Calculate the total mass of water formed in the reactions

We know the mass of oxygen that reacted with hydrogen to form water in both steps. Summing up these values, we get: Total mass of oxygen in water = 2.016 g (first reaction) + 1.209 g (second reaction) = 3.225 g To find the total mass of water, we need to add the mass of hydrogen that reacted with oxygen. We'll first find the moles of oxygen that reacted: Moles of oxygen = 0.126 mol (first reaction) + 0.0756 mol (second reaction) = 0.2016 mol Since the ratio of hydrogen to oxygen in water is 2:1, we have twice as many moles of hydrogen reacting: Moles of hydrogen = 2 x 0.2016 mol = 0.4032 mol Now we'll convert moles of hydrogen to mass. The molar mass of hydrogen (H) is 1.008 g/mol. Mass of hydrogen = 0.4032 mol x 1.008 g/mol = 0.4064 g Finally, we find the total mass of water: Total mass of water = Mass of oxygen + Mass of hydrogen = 3.225 g + 0.4064 g = 3.6314 g (a) The simplest formulas of the two vanadium oxides are V2O5 and VO. (b) The total mass of water formed in the successive reactions is 3.6314 g.

Key concepts

Stoichiometry

Stoichiometry is a branch of chemistry that deals with the quantitative relationship between reactants and products in a chemical reaction. It is based on the law of conservation of mass, which states that in a chemical reaction, matter is neither created nor destroyed. Stoichiometry utilizes balanced chemical equations to calculate the amounts of substances consumed and produced in a reaction.

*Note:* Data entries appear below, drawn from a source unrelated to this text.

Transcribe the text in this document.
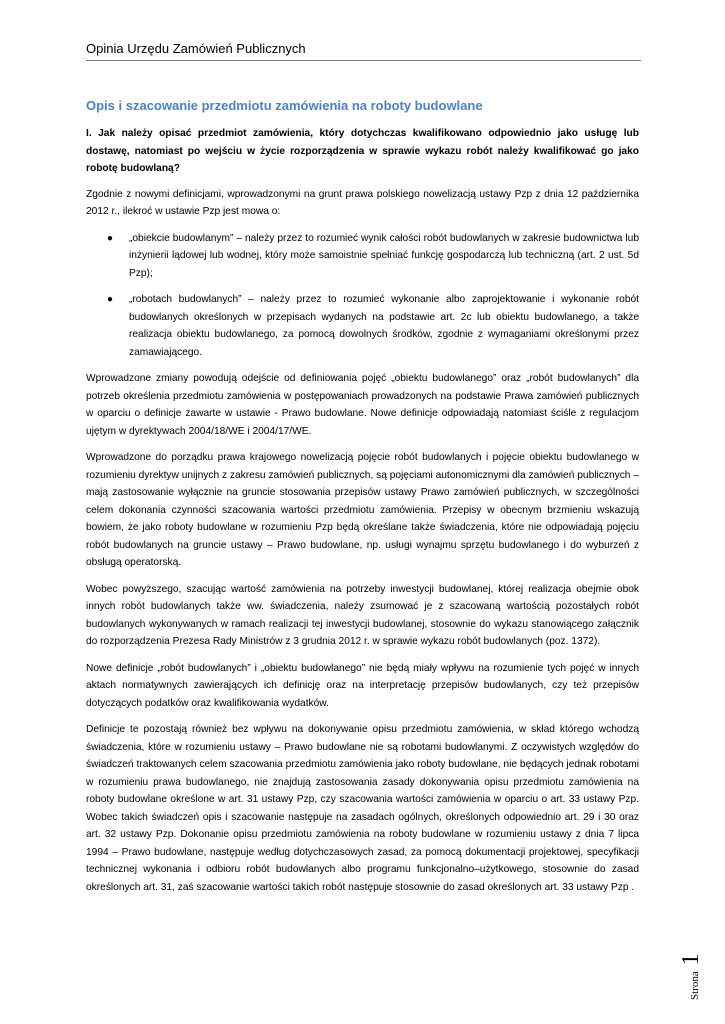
Opinia Urzędu Zamówień Publicznych
Opis i szacowanie przedmiotu zamówienia na roboty budowlane

I. Jak należy opisać przedmiot zamówienia, który dotychczas kwalifikowano odpowiednio jako usługę lub dostawę, natomiast po wejściu w życie rozporządzenia w sprawie wykazu robót należy kwalifikować go jako robotę budowlaną?

Zgodnie z nowymi definicjami, wprowadzonymi na grunt prawa polskiego nowelizacją ustawy Pzp z dnia 12 października 2012 r., ilekroć w ustawie Pzp jest mowa o:

● „obiekcie budowlanym” – należy przez to rozumieć wynik całości robót budowlanych w zakresie budownictwa lub inżynierii lądowej lub wodnej, który może samoistnie spełniać funkcję gospodarczą lub techniczną (art. 2 ust. 5d Pzp);
● „robotach budowlanych” – należy przez to rozumieć wykonanie albo zaprojektowanie i wykonanie robót budowlanych określonych w przepisach wydanych na podstawie art. 2c lub obiektu budowlanego, a także realizacja obiektu budowlanego, za pomocą dowolnych środków, zgodnie z wymaganiami określonymi przez zamawiającego.

Wprowadzone zmiany powodują odejście od definiowania pojęć „obiektu budowlanego” oraz „robót budowlanych” dla potrzeb określenia przedmiotu zamówienia w postępowaniach prowadzonych na podstawie Prawa zamówień publicznych w oparciu o definicje zawarte w ustawie - Prawo budowlane. Nowe definicje odpowiadają natomiast ściśle z regulacjom ujętym w dyrektywach 2004/18/WE i 2004/17/WE.

Wprowadzone do porządku prawa krajowego nowelizacją pojęcie robót budowlanych i pojęcie obiektu budowlanego w rozumieniu dyrektyw unijnych z zakresu zamówień publicznych, są pojęciami autonomicznymi dla zamówień publicznych – mają zastosowanie wyłącznie na gruncie stosowania przepisów ustawy Prawo zamówień publicznych, w szczególności celem dokonania czynności szacowania wartości przedmiotu zamówienia. Przepisy w obecnym brzmieniu wskazują bowiem, że jako roboty budowlane w rozumieniu Pzp będą określane także świadczenia, które nie odpowiadają pojęciu robót budowlanych na gruncie ustawy – Prawo budowlane, np. usługi wynajmu sprzętu budowlanego i do wyburzeń z obsługą operatorską.

Wobec powyższego, szacując wartość zamówienia na potrzeby inwestycji budowlanej, której realizacja obejmie obok innych robót budowlanych także ww. świadczenia, należy zsumować je z szacowaną wartością pozostałych robót budowlanych wykonywanych w ramach realizacji tej inwestycji budowlanej, stosownie do wykazu stanowiącego załącznik do rozporządzenia Prezesa Rady Ministrów z 3 grudnia 2012 r. w sprawie wykazu robót budowlanych (poz. 1372).

Nowe definicje „robót budowlanych” i „obiektu budowlanego” nie będą miały wpływu na rozumienie tych pojęć w innych aktach normatywnych zawierających ich definicję oraz na interpretację przepisów budowlanych, czy też przepisów dotyczących podatków oraz kwalifikowania wydatków.

Definicje te pozostają również bez wpływu na dokonywanie opisu przedmiotu zamówienia, w skład którego wchodzą świadczenia, które w rozumieniu ustawy – Prawo budowlane nie są robotami budowlanymi. Z oczywistych względów do świadczeń traktowanych celem szacowania przedmiotu zamówienia jako roboty budowlane, nie będących jednak robotami w rozumieniu prawa budowlanego, nie znajdują zastosowania zasady dokonywania opisu przedmiotu zamówienia na roboty budowlane określone w art. 31 ustawy Pzp, czy szacowania wartości zamówienia w oparciu o art. 33 ustawy Pzp. Wobec takich świadczeń opis i szacowanie następuje na zasadach ogólnych, określonych odpowiednio art. 29 i 30 oraz art. 32 ustawy Pzp. Dokonanie opisu przedmiotu zamówienia na roboty budowlane w rozumieniu ustawy z dnia 7 lipca 1994 – Prawo budowlane, następuje według dotychczasowych zasad, za pomocą dokumentacji projektowej, specyfikacji technicznej wykonania i odbioru robót budowlanych albo programu funkcjonalno–użytkowego, stosownie do zasad określonych art. 31, zaś szacowanie wartości takich robót następuje stosownie do zasad określonych art. 33 ustawy Pzp .

Strona 1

For example, in the reaction between vanadium oxides and hydrogen, stoichiometry allows us to determine the ratio of vanadium to oxygen in the products, and thus, infer the empirical formula of the vanadium oxides. By knowing the moles of vanadium, and then calculating the moles of oxygen based on the mass difference after reactions with hydrogen, we establish a stoichiometric relationship that helps identify the simplest formulas for the vanadium oxides.

Mole Concept

The mole concept is a fundamental idea in chemistry that relates the mass of substances to the number of particles, atoms, molecules, or ions they contain. One mole is defined as the amount of a substance that contains the same number of particles as there are atoms in 12 grams of carbon-12. This number, known as Avogadro's number, is approximately equal to \(6.022 \times 10^{23}\).

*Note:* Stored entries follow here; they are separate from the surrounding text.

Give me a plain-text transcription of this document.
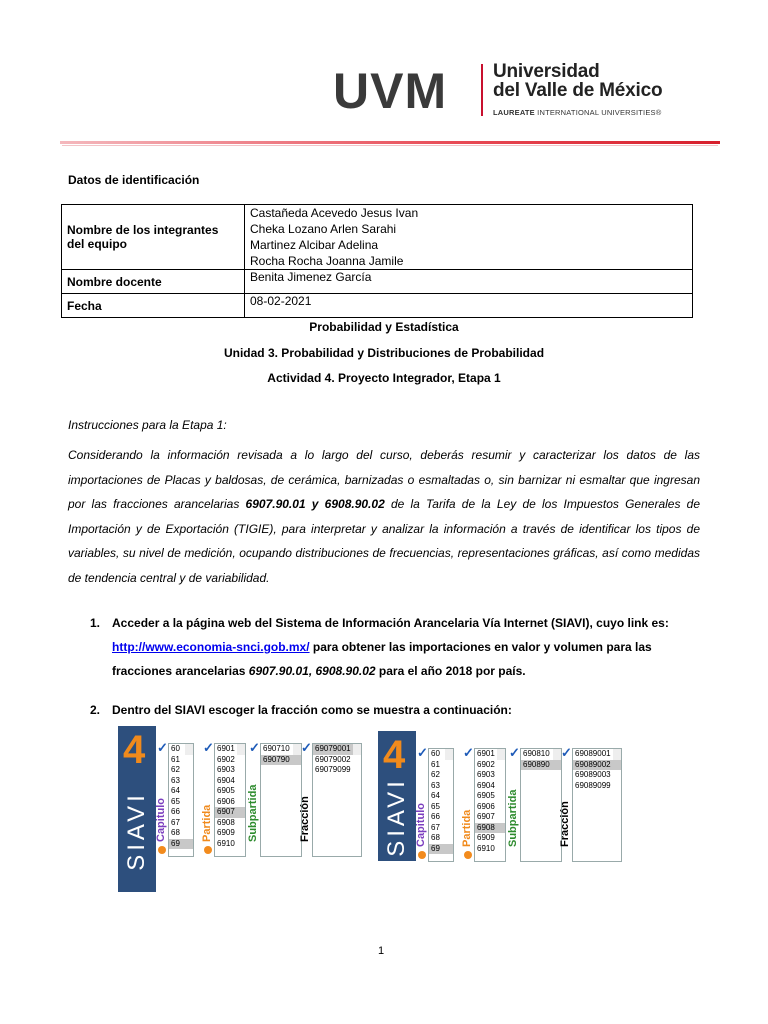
UVM Universidad
del Valle de México
LAUREATE INTERNATIONAL UNIVERSITIES®
Datos de identificación
Nombre de los integrantes del equipo	Castañeda Acevedo Jesus Ivan
Cheka Lozano Arlen Sarahi
Martinez Alcibar Adelina
Rocha Rocha Joanna Jamile

Nombre docente	Benita Jimenez García
Fecha	08-02-2021
Probabilidad y Estadística
Unidad 3. Probabilidad y Distribuciones de Probabilidad
Actividad 4. Proyecto Integrador, Etapa 1
Instrucciones para la Etapa 1:
Considerando la información revisada a lo largo del curso, deberás resumir y caracterizar los datos de las importaciones de Placas y baldosas, de cerámica, barnizadas o esmaltadas o, sin barnizar ni esmaltar que ingresan por las fracciones arancelarias 6907.90.01 y 6908.90.02 de la Tarifa de la Ley de los Impuestos Generales de Importación y de Exportación (TIGIE), para interpretar y analizar la información a través de identificar los tipos de variables, su nivel de medición, ocupando distribuciones de frecuencias, representaciones gráficas, así como medidas de tendencia central y de variabilidad.
1. Acceder a la página web del Sistema de Información Arancelaria Vía Internet (SIAVI), cuyo link es: http://www.economia-snci.gob.mx/ para obtener las importaciones en valor y volumen para las fracciones arancelarias 6907.90.01, 6908.90.02 para el año 2018 por país.
2. Dentro del SIAVI escoger la fracción como se muestra a continuación:
4
SIAVI
✓
Capitulo
60
61
62
63
64
65
66
67
68
69
✓
Partida
6901
6902
6903
6904
6905
6906
6907
6908
6909
6910
✓
Subpartida
690710
690790
✓
Fracción
69079001
69079002
69079099 4
SIAVI
✓
Capitulo
60
61
62
63
64
65
66
67
68
69
✓
Partida
6901
6902
6903
6904
6905
6906
6907
6908
6909
6910
✓
Subpartida
690810
690890
✓
Fracción
69089001
69089002
69089003
69089099
1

The significance of the mole is seen in how it interconnects the macroscopic and atomic scale. For instance, in determining the empirical formulas of the vanadium oxides, we first used the mole concept to convert the mass of each oxide to moles, providing a bridge between measurable quantities and chemical formulas.

Reaction of Oxides with Hydrogen

The reaction of oxides with hydrogen is a type of redox reaction where hydrogen reduces the oxide, often producing water as a byproduct. In the cases of vanadium oxides, heating them with hydrogen gas causes a stepwise reduction that results in a change in mass, attributable to the loss of oxygen in the form of water.

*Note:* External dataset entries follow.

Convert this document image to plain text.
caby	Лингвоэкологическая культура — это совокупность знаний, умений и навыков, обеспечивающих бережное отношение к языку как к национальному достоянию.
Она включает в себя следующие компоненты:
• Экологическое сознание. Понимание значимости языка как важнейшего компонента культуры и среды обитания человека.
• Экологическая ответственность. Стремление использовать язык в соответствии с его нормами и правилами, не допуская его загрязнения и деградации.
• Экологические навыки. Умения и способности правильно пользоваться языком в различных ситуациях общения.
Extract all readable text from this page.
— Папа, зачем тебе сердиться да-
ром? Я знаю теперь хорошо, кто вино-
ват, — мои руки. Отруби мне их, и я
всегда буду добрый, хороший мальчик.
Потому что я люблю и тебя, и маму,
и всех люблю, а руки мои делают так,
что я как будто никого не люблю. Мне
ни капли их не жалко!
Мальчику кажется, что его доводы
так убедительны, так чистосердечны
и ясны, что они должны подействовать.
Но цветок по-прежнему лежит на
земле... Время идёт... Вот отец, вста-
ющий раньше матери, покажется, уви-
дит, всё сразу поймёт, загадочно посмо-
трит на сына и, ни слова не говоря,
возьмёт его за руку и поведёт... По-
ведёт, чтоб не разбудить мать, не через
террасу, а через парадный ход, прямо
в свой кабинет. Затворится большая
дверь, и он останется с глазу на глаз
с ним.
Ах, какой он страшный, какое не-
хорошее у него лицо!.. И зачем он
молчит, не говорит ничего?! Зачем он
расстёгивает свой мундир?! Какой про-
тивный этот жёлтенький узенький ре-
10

The reaction progression—from vanadium oxide to another oxide of vanadium, and eventually to vanadium metal—involves decreasing oxidation states of vanadium as oxygen is removed. The total mass of water formed can be deduced by tracking the amount of oxygen that has been removed from the vanadium oxides, as was done in the step-by-step solution.

Determining Empirical Formulas

Determining the empirical formula of a compound involves finding the simplest whole number ratio of atoms of each element in the compound. To ascertain the empirical formula, one must first determine the moles of each constituent element. The resulting mole ratios can then be simplified to yield the empirical formula.

In our vanadium oxide example, after obtaining the moles of vanadium and oxygen through their respective masses, we calculated their ratios to determine the empirical formulas of the two oxides. The empirical formula is a crucial aspect of understanding a compound's composition and provides foundational information for further studies in reactivity and molecular structure.